Forum Moderators: phranque
One solution is to declare all subdomains as ServerAliases of the main domain or point them all to the same DocumentRoot, and then use mod_rewrite to 'sort them all out' into their own individual filespaces as needed, or into a common filespace as required. This can be accomplished by using RewriteCond to test the HTTP_HOST variable to get the requested hostname and act upon its value.
But it's impossible to recommend a solution, not knowing the actual problem.
Jim
We're launching a new News section on our website managed by one CMS that outputs static HTML pages.
This News section will be published to www.example.org/news/ and a sample story URI might be /news/2007/08/28/sample/index.html.
We also need a paginated series of index pages that list the last 20 stories published to the News section. While the same CMS could produce these index pages, over time they would add up in the hundreds (or possibly thousands) since we'll be publishing a number of news stories each day. While this isn't necessarily a problem per se, we have an another option.
We have a blog at gristmill.example.org, which is powered by a second CMS. This is a dynamic site and we use it to power commenting on the statically generated website. We do this by auto-publishing dummy stories to the second CMS and then embedding the comment threads into the static HTML pages. Because we're doing this already, the second CMS is already generating an index page at gristmill.example.org/section/news.
But the desire is to have the URL of the News index page to be www.example.org/news/ without browser redirection.
And yes, I can edit our apache conf files.
[edited by: jdMorgan at 3:10 pm (utc) on Aug. 28, 2007]
[edit reason] No URLs, please. See Terms of service. [/edit]
From lowest level to highest, here are the ones that come to mind:
Be on the lookout for problems with file permissions, cookies, sessions, user authorization, and SSL while working on this.
Jim
Also, while the long term plan is to have one website (rather than a website and a blog) managed by one CMS, combining the subdomain and domain is not an option at this time.
Thus, it looks like the only viable option (of the ones discussed thus far) is mod_proxy, but I'm not crazy about the tracking and performance issues that you mentioned.
I suppose I could employ the same technique that I'm using to allow commenting on static pages, which involves embedding some Perl in the HTML that gets and prints content using LWP::UserAgent.
Alias directiveThe Alias directive allows documents to be stored in the local filesystem other than under the DocumentRoot. URLs with a (%-decoded) path beginning with url-path will be mapped to local files beginning with directory-filename.
I believe you may find the Alias [httpd.apache.org] directive entirely adequate for your application, as long as you don't have any of the complicating issues with permissions, cookies, etc. previously mentioned.

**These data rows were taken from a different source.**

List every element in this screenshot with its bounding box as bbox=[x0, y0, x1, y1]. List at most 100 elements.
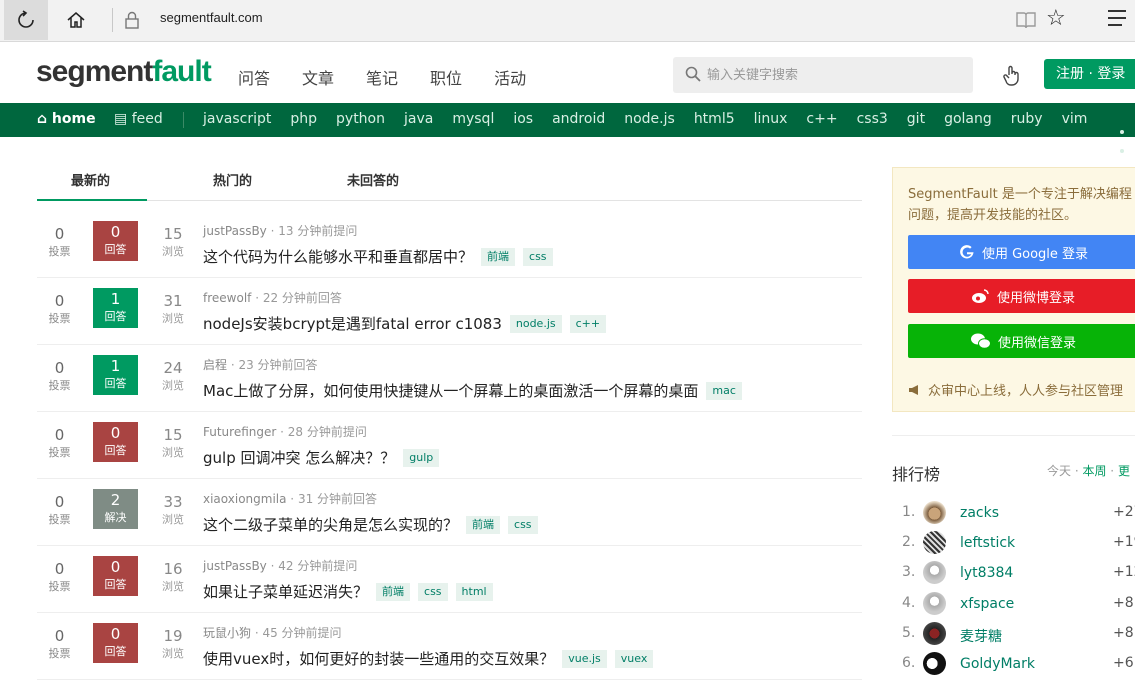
tag-nav-item[interactable]: golang bbox=[944, 111, 992, 127]
wechat-login-button[interactable]: 使用微信登录 bbox=[908, 324, 1135, 358]
signup-login-button[interactable]: 注册 · 登录 bbox=[1044, 59, 1135, 89]
weibo-login-button[interactable]: 使用微博登录 bbox=[908, 279, 1135, 313]
question-time: 23 分钟前回答 bbox=[238, 358, 318, 372]
tag-nav-home[interactable]: ⌂ home bbox=[37, 111, 96, 127]
tag-nav-item[interactable]: java bbox=[404, 111, 433, 127]
tab-hot[interactable]: 热门的 bbox=[213, 170, 252, 189]
ranking-user[interactable]: GoldyMark bbox=[960, 656, 1035, 672]
question-time: 28 分钟前提问 bbox=[287, 425, 367, 439]
home-icon: ⌂ bbox=[37, 111, 48, 127]
question-tag[interactable]: mac bbox=[706, 381, 742, 400]
ranking-tab-more[interactable]: 更 bbox=[1118, 464, 1130, 478]
ranking-user[interactable]: lyt8384 bbox=[960, 565, 1013, 581]
question-tag[interactable]: css bbox=[418, 582, 448, 601]
hub-menu-icon[interactable] bbox=[1108, 10, 1130, 30]
tag-nav-bar: ⌂ home ▤ feed javascript php python java… bbox=[0, 103, 1135, 153]
tag-nav-item[interactable]: css3 bbox=[857, 111, 888, 127]
answer-count-badge: 0 回答 bbox=[93, 556, 138, 596]
ranking-index: 1. bbox=[902, 504, 916, 520]
question-title[interactable]: 使用vuex时，如何更好的封装一些通用的交互效果？ bbox=[203, 648, 554, 669]
review-center-notice[interactable]: 众审中心上线，人人参与社区管理 bbox=[908, 380, 1123, 399]
tag-nav-item[interactable]: html5 bbox=[694, 111, 735, 127]
favorite-star-icon[interactable]: ☆ bbox=[1046, 6, 1066, 31]
more-tags-icon[interactable] bbox=[1120, 119, 1135, 157]
question-tag[interactable]: html bbox=[455, 582, 493, 601]
tag-nav-item[interactable]: android bbox=[552, 111, 605, 127]
view-number: 33 bbox=[163, 493, 183, 511]
answer-number: 0 bbox=[110, 223, 121, 241]
question-tag[interactable]: vuex bbox=[614, 649, 654, 668]
tag-nav-item[interactable]: linux bbox=[754, 111, 788, 127]
ranking-row: 3. lyt8384 +12 bbox=[892, 557, 1135, 587]
question-title[interactable]: 如果让子菜单延迟消失？ bbox=[203, 581, 368, 602]
question-author[interactable]: justPassBy bbox=[203, 224, 267, 238]
question-row: 0 投票 0 回答 19 浏览 玩鼠小狗 · 45 分钟前提问 使用vuex时，… bbox=[37, 613, 862, 680]
avatar[interactable] bbox=[923, 621, 946, 645]
answer-label: 回答 bbox=[104, 377, 127, 390]
nav-item-questions[interactable]: 问答 bbox=[238, 65, 270, 89]
ranking-user[interactable]: leftstick bbox=[960, 535, 1015, 551]
tag-nav-item[interactable]: mysql bbox=[452, 111, 494, 127]
question-author[interactable]: justPassBy bbox=[203, 559, 267, 573]
tab-unanswered[interactable]: 未回答的 bbox=[347, 170, 399, 189]
question-author[interactable]: Futurefinger bbox=[203, 425, 276, 439]
nav-item-events[interactable]: 活动 bbox=[494, 65, 526, 89]
tag-nav-item[interactable]: c++ bbox=[806, 111, 837, 127]
question-row: 0 投票 0 回答 15 浏览 Futurefinger · 28 分钟前提问 … bbox=[37, 412, 862, 479]
ranking-user[interactable]: zacks bbox=[960, 505, 999, 521]
question-author[interactable]: 玩鼠小狗 bbox=[203, 626, 251, 640]
question-tag[interactable]: gulp bbox=[403, 448, 440, 467]
tag-nav-item[interactable]: ios bbox=[513, 111, 533, 127]
view-count: 16 浏览 bbox=[153, 560, 193, 594]
tag-nav-item[interactable]: ruby bbox=[1011, 111, 1043, 127]
reading-view-icon[interactable] bbox=[1015, 9, 1037, 31]
avatar[interactable] bbox=[923, 561, 946, 585]
question-tag[interactable]: css bbox=[523, 247, 553, 266]
avatar[interactable] bbox=[923, 531, 946, 555]
question-title[interactable]: gulp 回调冲突 怎么解决？？ bbox=[203, 447, 395, 468]
question-title[interactable]: 这个二级子菜单的尖角是怎么实现的？ bbox=[203, 514, 458, 535]
address-bar[interactable]: segmentfault.com bbox=[160, 10, 263, 25]
search-input[interactable] bbox=[707, 57, 962, 93]
question-tag[interactable]: 前端 bbox=[376, 582, 411, 601]
avatar[interactable] bbox=[923, 591, 946, 615]
vote-number: 0 bbox=[54, 627, 65, 645]
google-login-button[interactable]: 使用 Google 登录 bbox=[908, 235, 1135, 269]
question-title[interactable]: 这个代码为什么能够水平和垂直都居中？ bbox=[203, 246, 473, 267]
site-logo[interactable]: segmentfault bbox=[36, 55, 212, 89]
tab-newest[interactable]: 最新的 bbox=[71, 170, 110, 189]
ranking-tab-today[interactable]: 今天 bbox=[1047, 464, 1071, 478]
question-tag[interactable]: node.js bbox=[509, 314, 562, 333]
tag-nav-item[interactable]: vim bbox=[1062, 111, 1088, 127]
question-author[interactable]: 启程 bbox=[203, 358, 227, 372]
question-author[interactable]: xiaoxiongmila bbox=[203, 492, 286, 506]
question-title[interactable]: nodeJs安装bcrypt是遇到fatal error c1083 bbox=[203, 313, 502, 334]
question-title-line: 这个二级子菜单的尖角是怎么实现的？ 前端 css bbox=[203, 514, 538, 535]
question-tag[interactable]: vue.js bbox=[562, 649, 607, 668]
ranking-user[interactable]: xfspace bbox=[960, 596, 1014, 612]
nav-item-articles[interactable]: 文章 bbox=[302, 65, 334, 89]
home-button[interactable] bbox=[56, 0, 96, 40]
question-author[interactable]: freewolf bbox=[203, 291, 251, 305]
ranking-user[interactable]: 麦芽糖 bbox=[960, 626, 1002, 646]
question-tag[interactable]: c++ bbox=[569, 314, 607, 333]
pointer-hand-icon[interactable] bbox=[1002, 65, 1022, 87]
question-tag[interactable]: 前端 bbox=[466, 515, 501, 534]
tag-nav-item[interactable]: javascript bbox=[203, 111, 271, 127]
nav-item-jobs[interactable]: 职位 bbox=[430, 65, 462, 89]
tag-nav-item[interactable]: python bbox=[336, 111, 385, 127]
question-tag[interactable]: css bbox=[508, 515, 538, 534]
avatar[interactable] bbox=[923, 501, 946, 524]
tag-nav-item[interactable]: php bbox=[290, 111, 317, 127]
nav-item-notes[interactable]: 笔记 bbox=[366, 65, 398, 89]
question-title[interactable]: Mac上做了分屏，如何使用快捷键从一个屏幕上的桌面激活一个屏幕的桌面 bbox=[203, 380, 698, 401]
answer-label: 回答 bbox=[104, 645, 127, 658]
tag-nav-feed[interactable]: ▤ feed bbox=[114, 111, 163, 127]
ranking-tab-week[interactable]: 本周 bbox=[1082, 464, 1106, 478]
question-tag[interactable]: 前端 bbox=[481, 247, 516, 266]
avatar[interactable] bbox=[923, 651, 946, 675]
vote-number: 0 bbox=[54, 493, 65, 511]
tag-nav-item[interactable]: node.js bbox=[624, 111, 675, 127]
tag-nav-item[interactable]: git bbox=[907, 111, 925, 127]
refresh-button[interactable] bbox=[4, 0, 48, 40]
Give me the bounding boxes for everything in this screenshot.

Alternatively, the AliasMatch directive offers the more sophisticated regular-expressions matching of requested URL-paths, rather than the simple prefix-matching used by Alias.
Jim
Again, the index page (gristmill.example.org/section/news) is dynamically generated. And I just realized it is actually gristmill.example.org/?op=section§ion=news. The CMS obviously employs its own rewriting.
So, I added the following to my conf file (for www.example.org):
AliasMatch /news$ http://gristmill.example.org/section/news
But upon testing resulted in a 404 with the following message in the error log:
File does not exist: http://gristmill.example.org/section/news
I expected this as there is no file to map to.
What am I missing?
Thanks again for all your help.
[edited by: jdMorgan at 7:09 pm (utc) on Aug. 29, 2007]
[edit reason] example.org. [/edit]
It matters not one bit that this file is a CMS script. It lives in the server filesystem, and should be accessible there. Your main challenge is to find it, because in my example, "/httpd/grist/www/" is a made-up path. The path to the script should be easy to construct, as it will be based on the path declared as DocumentRoot for the 'main' domain.
Jim
Once that penny dropped, it became very easy to have a URL system that was search engine friendly, and was structured completely different to the file structure on the server itself.